I cloned the TPMS sensors for track wheels on my 128 and snow tires on my Crosstrek with Autel's products. I have the MaxiTPMS TS501 and their universal 315/433MHz sensors. It was a fairly painless process. Scan the sensor on each wheel, drop their universal sensor into a slot on the tool and it cloned each sensor. I have had no issues so far when swapping wheels.
I did the ATEQ as well. It's been a while... IIRC it didn't have any trouble waking the sensors up sitting in the basement. Good grief, where's my thread on that? I thought I ended up using two tools for the combo of reading sensors and telling the car what's up...
Yep, ATEQ to read/set car, and an Autel tool to read the sensors the car doesn't know about (the other set).
https://grassrootsmotorsports.com/forum/grm/which-tpms-tool-do-i-need-for-wintersummer-09-subaru-legacy-tire-swap/143898/page1/
I continue not to have much control over the cars, so I think I've still only been through it the once...
Cloning certainly sounds nicer if you can get it done from the start.
The new to me used wheels appear to have sensors still in them. They came off of an FRS, so I know they are Suby/Yota compatible. Thought it might be worth it to be able to swap the sensors that came with it. Can you have multiple cloned sensors? Like if I end up with dedicated track tires, 3 seasons, and winter beaters? What happens if the ECU detects signals coming from multiple sources? Does it care?
Are there any cloneable sensors that are reasonable in price and not total pieces of crap?
You can clone a sensor any number of times.
If the computer reads two different sensors with the same ID (the part that gets cloned), it will throw a code. I have seen this happen. The sensors do not wake up unless the pressure changes or the tire is rolling, so this should not be an issue unless you mix and match sets and don't keep things straight.
I had a customer with a WRX with winter wheels and tires that we cloned his old sensors for the winters. You literally have to do nothing when swapping wheels, that is why you clone the sensor IDs in the first place.

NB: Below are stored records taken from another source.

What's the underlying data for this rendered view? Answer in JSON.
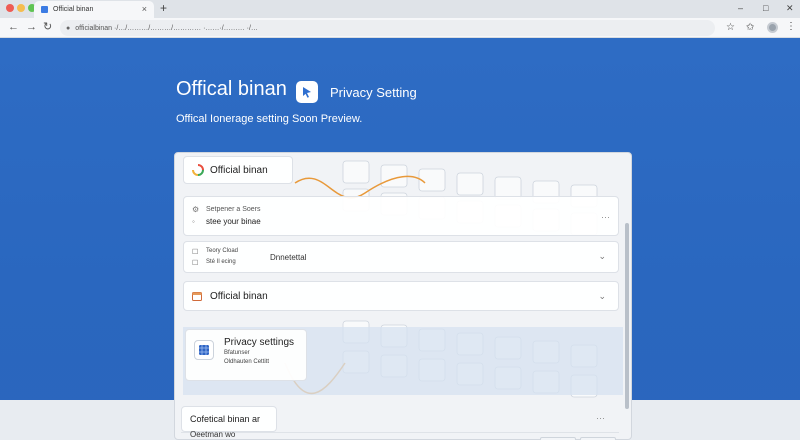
{
  "browser": {
    "tab_title": "Official binan",
    "new_tab_glyph": "+",
    "tab_close_glyph": "×",
    "url": "officialbinan ·/…/………/………/………… ·……·/……… ·/…",
    "window_controls": {
      "minimize": "–",
      "maximize": "□",
      "close": "✕"
    },
    "nav": {
      "back": "←",
      "forward": "→",
      "reload": "↻"
    },
    "toolbar_icons": [
      "star-icon",
      "bookmark-star-icon",
      "avatar",
      "menu-icon"
    ]
  },
  "hero": {
    "title": "Offical binan",
    "logo_icon": "cursor-pointer-icon",
    "privacy_label": "Privacy Setting",
    "subtitle": "Offical Ionerage setting Soon Preview."
  },
  "panel": {
    "card_a": {
      "label": "Official binan",
      "icon": "color-wheel-icon"
    },
    "card_b": {
      "line1": "Setpener a Soers",
      "line2": "stee your binae",
      "more": "···"
    },
    "card_c": {
      "line1": "Teory Cload",
      "line2": "Sté Il ecing",
      "middle": "Dnnetettal",
      "chevron": "⌄"
    },
    "card_d": {
      "label": "Official binan",
      "chevron": "⌄",
      "icon": "calendar-icon"
    },
    "card_e": {
      "title": "Privacy settings",
      "line1": "Bfatunser",
      "line2": "Oldhauten Cettitt",
      "icon": "blue-grid-icon"
    }
  },
  "bottom": {
    "card_title": "Cofetical binan ar",
    "card_sub": "Oeetman wo",
    "more": "···"
  },
  "colors": {
    "page_blue": "#2e6cc4",
    "accent_orange": "#e8993a",
    "chrome_bg": "#dfe3e8"
  }
}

Now. Once you program an ID into a sensor, it's permanent. I know of no way of reprogramming a sensor. So you would need to get blank sensors and program them. You cannot use used sensors for this, or preprogrammed new sensors.
Just read Ransom's thread. Thanks for the insight. I think I look into clones. Any preferred ones?
Error404 said:
A small square of electrical tape and just check your tires visually? You could also use a rectangle. Or a triangle. Maybe go exotic and do a rhombus or trapezoid, a higher order polygon is just showing off.
Not sure on the FR-S/BRZ but some cars prevent the driver from turning off traction/stability control if there is a TPMS fault, so it's ideal to keep the system happy in many circumstances.
Yeah, I would really go read around on the FT86 club.
I think I just bought new sensors for the new wheels so I wouldn't have to worry about any of this.
Appleseed said:
Just read Ransom's thread. Thanks for the insight. I think I look into clones. Any preferred ones?
I bought the Dorman TPMS reader/writer, it uses Dorman replacement TPMS' which are reasonably priced and claim to have quality batteries. I'm happy with it, and I would recommend it.
You can also reprogram the TPMS sensors to a new ID if you want, although you have to dock them in the reader/writer so you would have to dismount them.